Tuesday, October 29, 2013

Sudanese protest despite crackdown which left up to 210 protesters killed

REUTERS

Hundreds of Sudanese protest, but numbers down after crackdown

Friday, October 4, 2013

Khartoum (Reuters) - Several hundred Sudanese protested in Khartoum on Friday to demand the resignation of President Omar Hassan al-Bashir, but crowds were much smaller than last week, when protests provoked a bloody security crackdown.  

Amnesty International said on Wednesday that 210 protesters were killed in clashes with security forces last week, quoting figures from a Sudanese doctors' union. This was well above the 34 reported dead by the government, which has denied shooting any protesters it calls "vandals."

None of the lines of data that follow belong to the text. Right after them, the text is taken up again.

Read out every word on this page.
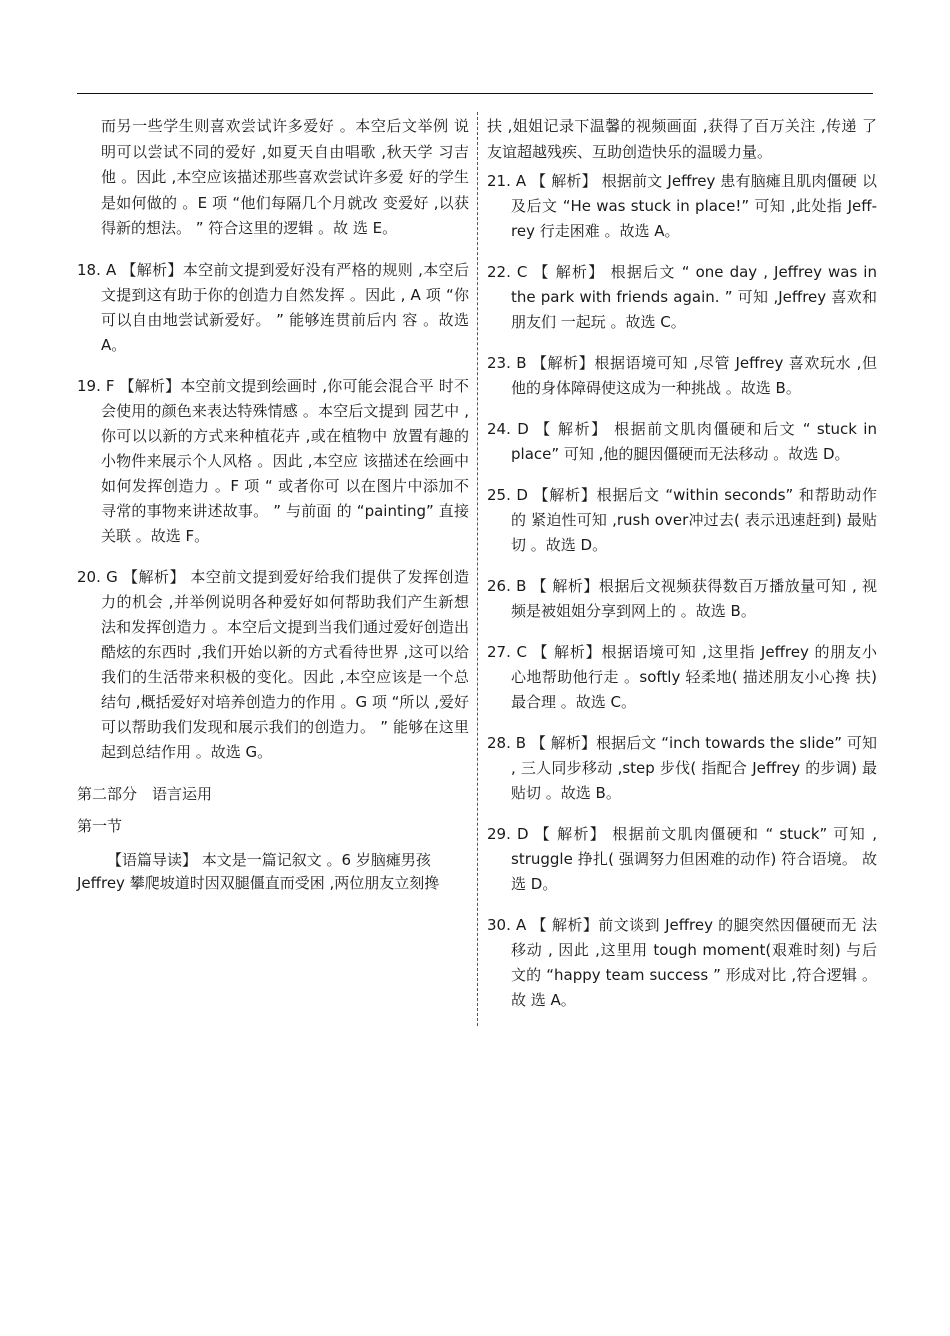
而另一些学生则喜欢尝试许多爱好 。本空后文举例 说明可以尝试不同的爱好 ,如夏天自由唱歌 ,秋天学 习吉他 。因此 ,本空应该描述那些喜欢尝试许多爱 好的学生是如何做的 。E 项 “他们每隔几个月就改 变爱好 ,以获得新的想法。 ” 符合这里的逻辑 。故 选 E。

18. A 【解析】本空前文提到爱好没有严格的规则 ,本空后文提到这有助于你的创造力自然发挥 。因此 , A 项 “你可以自由地尝试新爱好。 ” 能够连贯前后内 容 。故选 A。
19. F 【解析】本空前文提到绘画时 ,你可能会混合平 时不会使用的颜色来表达特殊情感 。本空后文提到 园艺中 ,你可以以新的方式来种植花卉 ,或在植物中 放置有趣的小物件来展示个人风格 。因此 ,本空应 该描述在绘画中如何发挥创造力 。F 项 “ 或者你可 以在图片中添加不寻常的事物来讲述故事。 ” 与前面 的 “painting” 直接关联 。故选 F。
20. G 【解析】 本空前文提到爱好给我们提供了发挥创造力的机会 ,并举例说明各种爱好如何帮助我们产生新想法和发挥创造力 。本空后文提到当我们通过爱好创造出酷炫的东西时 ,我们开始以新的方式看待世界 ,这可以给我们的生活带来积极的变化。因此 ,本空应该是一个总结句 ,概括爱好对培养创造力的作用 。G 项 “所以 ,爱好可以帮助我们发现和展示我们的创造力。 ” 能够在这里起到总结作用 。故选 G。
第二部分　语言运用
第一节

【语篇导读】 本文是一篇记叙文 。6 岁脑瘫男孩 Jeffrey 攀爬坡道时因双腿僵直而受困 ,两位朋友立刻搀

扶 ,姐姐记录下温馨的视频画面 ,获得了百万关注 ,传递 了友谊超越残疾、互助创造快乐的温暖力量。

21. A 【 解析】 根据前文 Jeffrey 患有脑瘫且肌肉僵硬 以及后文 “He was stuck in place!” 可知 ,此处指 Jeff- rey 行走困难 。故选 A。
22. C 【 解析】 根据后文 “ one day , Jeffrey was in the park with friends again. ” 可知 ,Jeffrey 喜欢和朋友们 一起玩 。故选 C。
23. B 【解析】根据语境可知 ,尽管 Jeffrey 喜欢玩水 ,但 他的身体障碍使这成为一种挑战 。故选 B。
24. D 【 解析】 根据前文肌肉僵硬和后文 “ stuck in place” 可知 ,他的腿因僵硬而无法移动 。故选 D。
25. D 【解析】根据后文 “within seconds” 和帮助动作的 紧迫性可知 ,rush over冲过去( 表示迅速赶到) 最贴 切 。故选 D。
26. B 【 解析】根据后文视频获得数百万播放量可知 , 视频是被姐姐分享到网上的 。故选 B。
27. C 【 解析】根据语境可知 ,这里指 Jeffrey 的朋友小 心地帮助他行走 。softly 轻柔地( 描述朋友小心搀 扶)最合理 。故选 C。
28. B 【 解析】根据后文 “inch towards the slide” 可知 , 三人同步移动 ,step 步伐( 指配合 Jeffrey 的步调) 最 贴切 。故选 B。
29. D 【 解析】 根据前文肌肉僵硬和 “ stuck” 可知 , struggle 挣扎( 强调努力但困难的动作) 符合语境。 故选 D。
30. A 【 解析】前文谈到 Jeffrey 的腿突然因僵硬而无 法移动 , 因此 ,这里用 tough moment(艰难时刻) 与后 文的 “happy team success ” 形成对比 ,符合逻辑 。故 选 A。
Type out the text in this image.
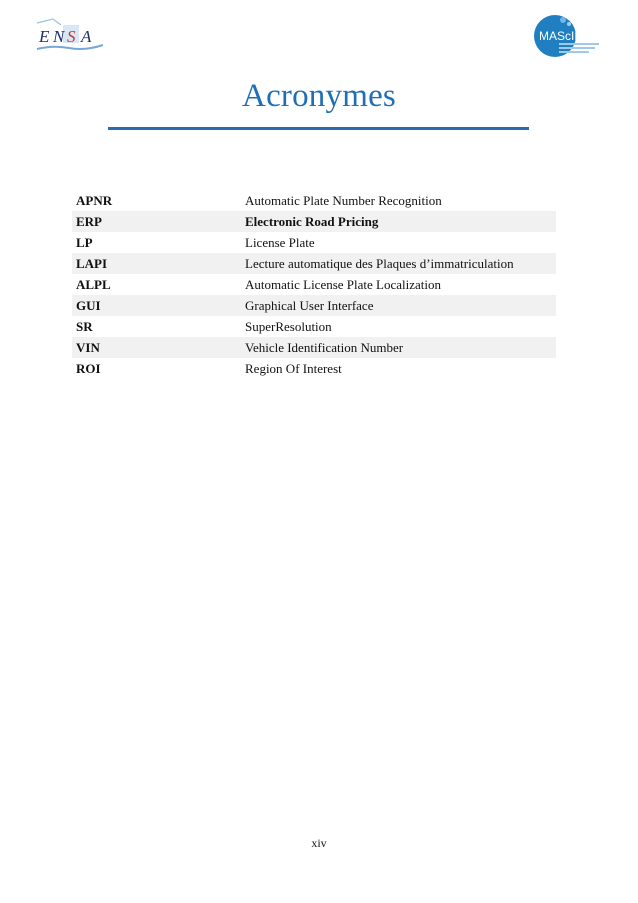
E N S A	MAScIR
Acronymes
APNR	Automatic Plate Number Recognition
ERP	Electronic Road Pricing
LP	License Plate
LAPI	Lecture automatique des Plaques d’immatriculation
ALPL	Automatic License Plate Localization
GUI	Graphical User Interface
SR	SuperResolution
VIN	Vehicle Identification Number
ROI	Region Of Interest
xiv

Authorities have said they arrested 700 people in what was the worst unrest in central Sudan in years, triggered by cuts in subsidies on cooking oil and fuel that doubled pump prices overnight. 

In Khartoum's Bahri district some 500 people took to the streets on Friday, shouting "freedom, freedom", a Reuters witness said.

About 100 people also gathered in the Burri district of the capital, where a week ago a member of prominent family was shot dead, a witness said.

In Port Sudan on the Red Sea, Sudan's biggest port, about 50 people staged a sit-in in front of the security headquarters calling for the release of political prisoners.

The protests were much smaller than those last week ago, when thousands took to the streets.

The government cut subsidies to ease a financial crunch aggravated by the secession of oil-producing South Sudan in 2011. The South's departure deprived Khartoum of three-quarters of the crude output it relied on for state revenues and foreign currency needed to import food.

Bashir has held power since staging a bloodless coup in 1989, in spite of rebellions, U.S. trade sanctions, an economic crisis, an attempted coup last year and an indictment from the International Criminal Court on charges of masterminding war crimes in the western region of Darfur.